Sunday, March 11, 2012

From Blue Ball to Busenbark

By Randy McNutt


Butler County operates on two levels—past and present. Sometimes the two cross paths. The past is littered with dead communities, or ghost towns, that once stood across the county and the region. They are good for exploring on autumn days when the weather is warmer and the leaves are changing colors.

Here are a few of the more interesting ones:

At Alert-New London Road at Howards Creek in Morgan Township is the site of Alert, which today consists of a few barns and houses. The town name originated with the Literary Association of Morgan and Crosby Townships in 1821. The group operated an early library. Area farmers started calling the little community Alert, as in “Those people certainly are alert, aren’t they?” They meant intelligent, or well read. To the uneducated pioneers of the period, the library alerted townspeople to the happenings of the world. Through the years, Alert didn’t grow much. A post office opened there in 1850, and closed in 1904. By then, all but a few businesses had disappeared. Alert became just another ghost town name.

On the old Dixie Highway, I found Blue Ball. It is one of Butler County’s most recognized ghost towns. The former unincorporated community doesn’t exist—in name—any longer because Middletown annexed it and its 752 residents in 1993. It began as an early Ohio stagecoach stop, inviting passengers to spend the night at an inn with a big blue ball mounted on a pole. This was to summon illiterate stagecoach drivers. The town’s claim to fame: a guest on the Tonight Show once mentioned the name to a bemused Johnny Carson. When I roamed around Blue Ball, the area was busy with traffic and shoppers at Lowe's and a Target store. Not far away I noticed a big blue ball that somebody had hung from a pole. That was about the only connection to the stagecoach days. 

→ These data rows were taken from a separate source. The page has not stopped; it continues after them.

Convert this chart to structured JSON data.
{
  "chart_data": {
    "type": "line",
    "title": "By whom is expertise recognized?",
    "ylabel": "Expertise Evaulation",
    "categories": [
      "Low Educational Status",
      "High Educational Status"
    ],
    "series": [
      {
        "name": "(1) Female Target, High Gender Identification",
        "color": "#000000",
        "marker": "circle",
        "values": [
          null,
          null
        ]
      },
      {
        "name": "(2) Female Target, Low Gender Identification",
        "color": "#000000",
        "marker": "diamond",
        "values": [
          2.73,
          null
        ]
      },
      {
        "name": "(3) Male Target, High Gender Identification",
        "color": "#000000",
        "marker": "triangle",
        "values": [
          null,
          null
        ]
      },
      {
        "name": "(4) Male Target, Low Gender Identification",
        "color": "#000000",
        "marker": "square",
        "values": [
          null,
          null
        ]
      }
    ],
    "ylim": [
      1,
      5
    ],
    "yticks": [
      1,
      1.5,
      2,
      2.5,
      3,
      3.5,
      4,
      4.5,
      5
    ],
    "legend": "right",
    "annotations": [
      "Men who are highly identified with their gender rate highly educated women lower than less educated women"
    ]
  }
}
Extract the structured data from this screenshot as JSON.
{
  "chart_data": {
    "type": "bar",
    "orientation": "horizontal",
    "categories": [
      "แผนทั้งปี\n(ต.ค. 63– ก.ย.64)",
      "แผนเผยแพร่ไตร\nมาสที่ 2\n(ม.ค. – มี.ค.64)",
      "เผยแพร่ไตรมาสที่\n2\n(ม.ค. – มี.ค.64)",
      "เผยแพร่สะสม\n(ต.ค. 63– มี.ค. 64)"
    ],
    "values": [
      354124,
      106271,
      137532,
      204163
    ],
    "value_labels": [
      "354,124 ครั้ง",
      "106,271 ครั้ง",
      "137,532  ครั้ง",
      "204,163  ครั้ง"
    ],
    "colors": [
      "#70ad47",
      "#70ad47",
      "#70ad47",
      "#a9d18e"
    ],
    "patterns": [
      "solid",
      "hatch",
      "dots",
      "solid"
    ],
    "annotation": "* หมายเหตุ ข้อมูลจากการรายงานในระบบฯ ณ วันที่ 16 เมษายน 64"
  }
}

Busenbark, in St. Clair Township, began in the 1850s as a stop on the Cincinnati, Hamilton & Dayton Railroad. The company bought land from a farmer named Robert Busenbark, for whom the little town was named. Its biggest event occurred on Aug. 31, 1867, when 3,000 spectators watched Mike McCoole, the 190-pound American boxing champion, fight Aaron Jones, the 175-pound English champion in a bare-knuckled duke-out. After knocking out Jones, McCoole was named the world champ. He left the ring and leaped over a fence to show how much strength he had left. The unfortunate Jones suffered two broken ribs, a concussion, and internal bleeding. A few weeks later, he died in a Cincinnati hospital. Later, Busenbark was known as the home of a 550-volt electric generating plant that powered traction cars.

In southern Butler County, my favorite ghost town is named Schnaps Town, named for Schnap’s Tavern on U.S. Route 4 in what is now Fairfield. The community was filled with Germans who drank locally brewed spirits, hence the local derivative of the German Schnapps. Later the town changed its name to a more mundane Furmandale, to honor a Hamilton educator named Furman.

Nearby, workers toiled in a sawmill, carding mill, distillery, and other factories in a town named Black Bottom. The town was named for the black, rich soil. Black Bottom died after the local paper mill moved to Hamilton in the 1850s. Nowadays, the paper mills are closing in Hamilton, victims of a digital world.


The Observer’s Randy McNutt is the author of Ghosts: Ohio’s Haunted Landscapes, Lost Arts, and Forgotten Places, from which this piece is partially excerpted.